Their strict Teutonic itinerary continued: "He will go through security and proceed to the 23rd floor, where he will be greeted by Dr. Blaumann and will enter the room when called." Dr. Blaumann! The appropriate image came to mind:

"You vill arrive exactly at five-zirty p.m.!"
I hastily got into Bush makeup and suited up, allowing a ridiculously generous 90 minutes to get across Manhattan from my friend's apartment in Hell's Kitchen to the U.N. complex, where the consular missions are. I arrived almost an hour early, well aware that I was in technical violation of their 5:30 p.m. ultimatum. Jumping out of the taxi and hiding my face, I scurried away down 42nd Street, glancing behind me to make sure that I had not been spotted by any arriving German diplomats.

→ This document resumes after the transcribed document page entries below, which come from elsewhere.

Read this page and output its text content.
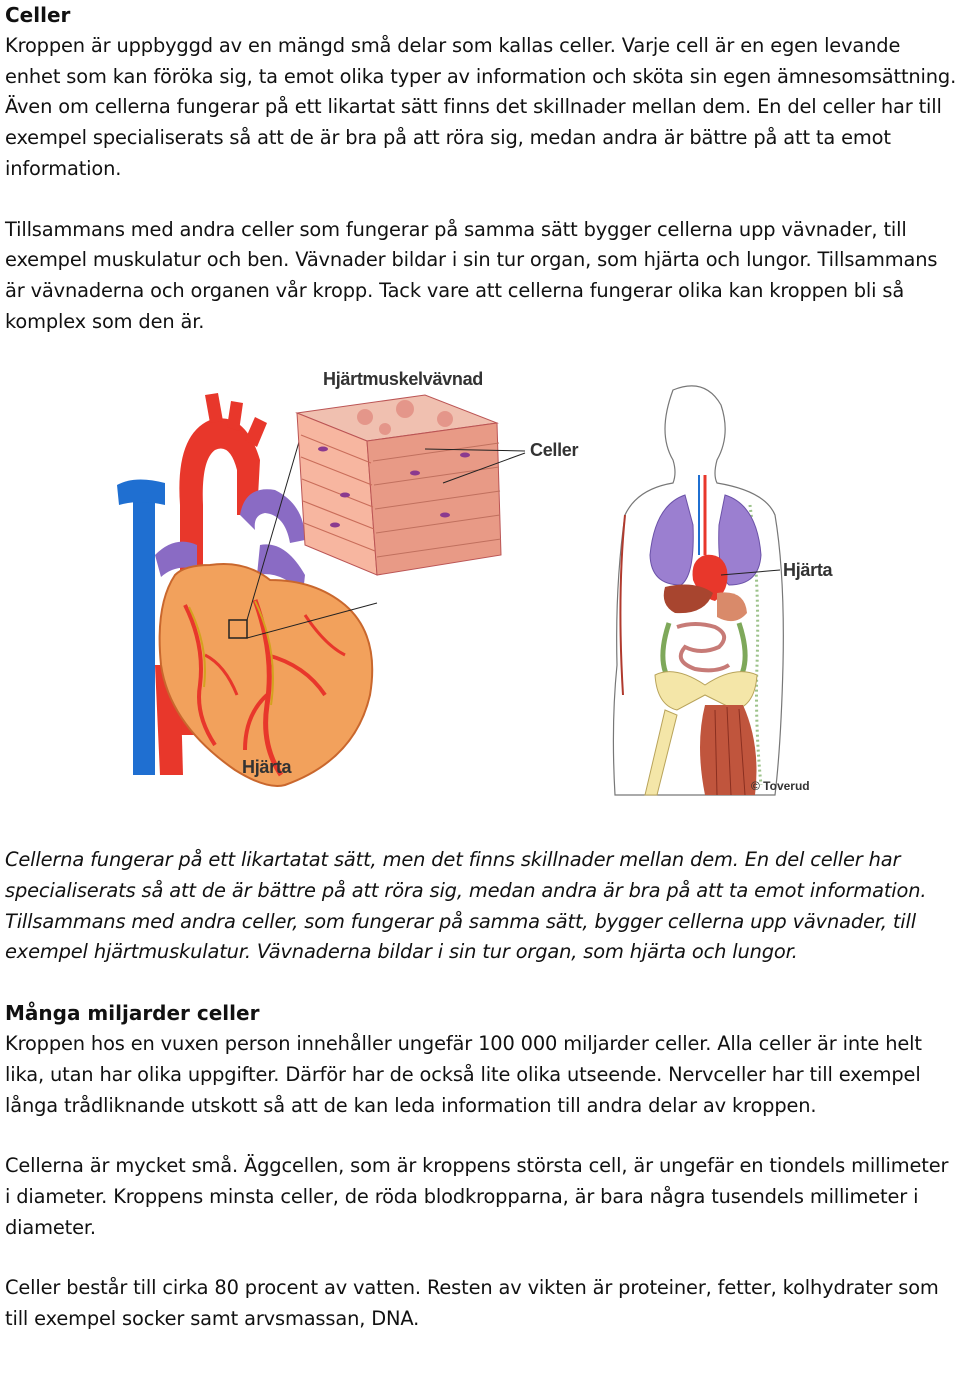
Celler

Kroppen är uppbyggd av en mängd små delar som kallas celler. Varje cell är en egen levande enhet som kan föröka sig, ta emot olika typer av information och sköta sin egen ämnesomsättning. Även om cellerna fungerar på ett likartat sätt finns det skillnader mellan dem. En del celler har till exempel specialiserats så att de är bra på att röra sig, medan andra är bättre på att ta emot information.

Tillsammans med andra celler som fungerar på samma sätt bygger cellerna upp vävnader, till exempel muskulatur och ben. Vävnader bildar i sin tur organ, som hjärta och lungor. Tillsammans är vävnaderna och organen vår kropp. Tack vare att cellerna fungerar olika kan kroppen bli så komplex som den är.

Hjärtmuskelvävnad
Celler
Hjärta
Hjärta
© Toverud

Cellerna fungerar på ett likartatat sätt, men det finns skillnader mellan dem. En del celler har specialiserats så att de är bättre på att röra sig, medan andra är bra på att ta emot information. Tillsammans med andra celler, som fungerar på samma sätt, bygger cellerna upp vävnader, till exempel hjärtmuskulatur. Vävnaderna bildar i sin tur organ, som hjärta och lungor.

Många miljarder celler

Kroppen hos en vuxen person innehåller ungefär 100 000 miljarder celler. Alla celler är inte helt lika, utan har olika uppgifter. Därför har de också lite olika utseende. Nervceller har till exempel långa trådliknande utskott så att de kan leda information till andra delar av kroppen.

Cellerna är mycket små. Äggcellen, som är kroppens största cell, är ungefär en tiondels millimeter i diameter. Kroppens minsta celler, de röda blodkropparna, är bara några tusendels millimeter i diameter.

Celler består till cirka 80 procent av vatten. Resten av vikten är proteiner, fetter, kolhydrater som till exempel socker samt arvsmassan, DNA.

The consulate lobby was decorated in a crisp, angular style. On one wall hung a large, sad painting of an androgynous human or mannequin torso, surrounded by barbed wire, flowers and birds. Along the opposite wall, three wood carvings were arranged: one of a man inside a box, one of a man sitting on top of a box, and one of a man holding up a box. The German artist had pinpointed with maximum efficiency all three possible expressions of the man-box dialectic.